La sabiduría oriental busca el conocimiento en la abolición progresiva de lo diverso. Nosotros buscamos la densidad del ser en la persona distinta, sin cesar profundizada como tal. (…) Esta actitud, que define a mi Occidente, define al mismo tiempo las condiciones profundas de la fidelidad de la persona, del matrimonio y del rechazo de la pasión. Supone la aceptación de lo diferente (…) El cristianismo toma al mundo tal como es.
Enfrentarse al catarismo habría sido entonces enfrentarse tanto a la potencia espiritual de Oriente como al sustrato último de toda religión pagana, el mundo autosuficiente de los "estados alterados de conciencia". Ante el espectacular desafío de la fusión total con Dios, el cristianismo toma su propio camino, y al hacerlo se produce una ruptura definitiva con la anterior concepción de la vida espiritual.
El amor-pasión apareció en Occidente como una de las repercusiones del cristianismo (y especialmente de su doctrina del matrimonio) en las almas en que aún vivía un paganismo natural o heredado
Podemos pensar que estamos en un momento crucial del desarrollo de la civilización. Caída Roma, espiritualizada la vida cotidiana con el cristianismo, que traslada la mística hasta las clases sociales más bajas, la sed espiritual descubre entonces la mística perfecta.

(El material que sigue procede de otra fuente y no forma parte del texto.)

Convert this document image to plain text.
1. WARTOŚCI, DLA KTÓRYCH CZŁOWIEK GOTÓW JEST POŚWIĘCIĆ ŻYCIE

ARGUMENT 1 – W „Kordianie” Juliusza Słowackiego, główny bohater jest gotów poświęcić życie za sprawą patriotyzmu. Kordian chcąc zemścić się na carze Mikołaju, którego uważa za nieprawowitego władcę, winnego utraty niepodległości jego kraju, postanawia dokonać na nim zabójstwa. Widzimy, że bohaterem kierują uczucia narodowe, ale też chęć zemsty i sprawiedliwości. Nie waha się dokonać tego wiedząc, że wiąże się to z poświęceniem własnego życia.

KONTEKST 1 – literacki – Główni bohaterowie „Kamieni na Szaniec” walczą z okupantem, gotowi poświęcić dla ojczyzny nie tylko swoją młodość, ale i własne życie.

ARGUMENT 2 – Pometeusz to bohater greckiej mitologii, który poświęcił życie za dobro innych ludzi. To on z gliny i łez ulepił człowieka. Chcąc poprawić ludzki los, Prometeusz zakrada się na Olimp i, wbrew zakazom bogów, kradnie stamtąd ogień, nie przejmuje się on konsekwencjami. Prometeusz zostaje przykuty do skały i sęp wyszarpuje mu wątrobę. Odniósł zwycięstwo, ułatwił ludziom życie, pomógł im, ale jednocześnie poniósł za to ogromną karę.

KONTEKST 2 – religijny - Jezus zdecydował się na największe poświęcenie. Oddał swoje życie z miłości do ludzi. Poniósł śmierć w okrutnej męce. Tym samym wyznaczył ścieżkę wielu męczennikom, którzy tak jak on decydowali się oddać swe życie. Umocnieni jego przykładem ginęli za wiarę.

La mística y la ética trascendente ya la conocían las clases altas (Buda, Pitágoras, Platón, Mani…), pero ahora se hace popular, como el cristianismo es popular, y al hacerse popular el misticismo se hace más leve, se relativiza el poder de la elevación religiosa: ya no hay filósofos o visionarios fuera del control de la Iglesia. A pesar de esto, unos siglos después aparece una iglesia de masas mística, los cátaros.
Los cátaros, en tanto que místicos perfectos, rechazaban la sexualidad, mientras que los cristianos la condenaban también, pero la asumían.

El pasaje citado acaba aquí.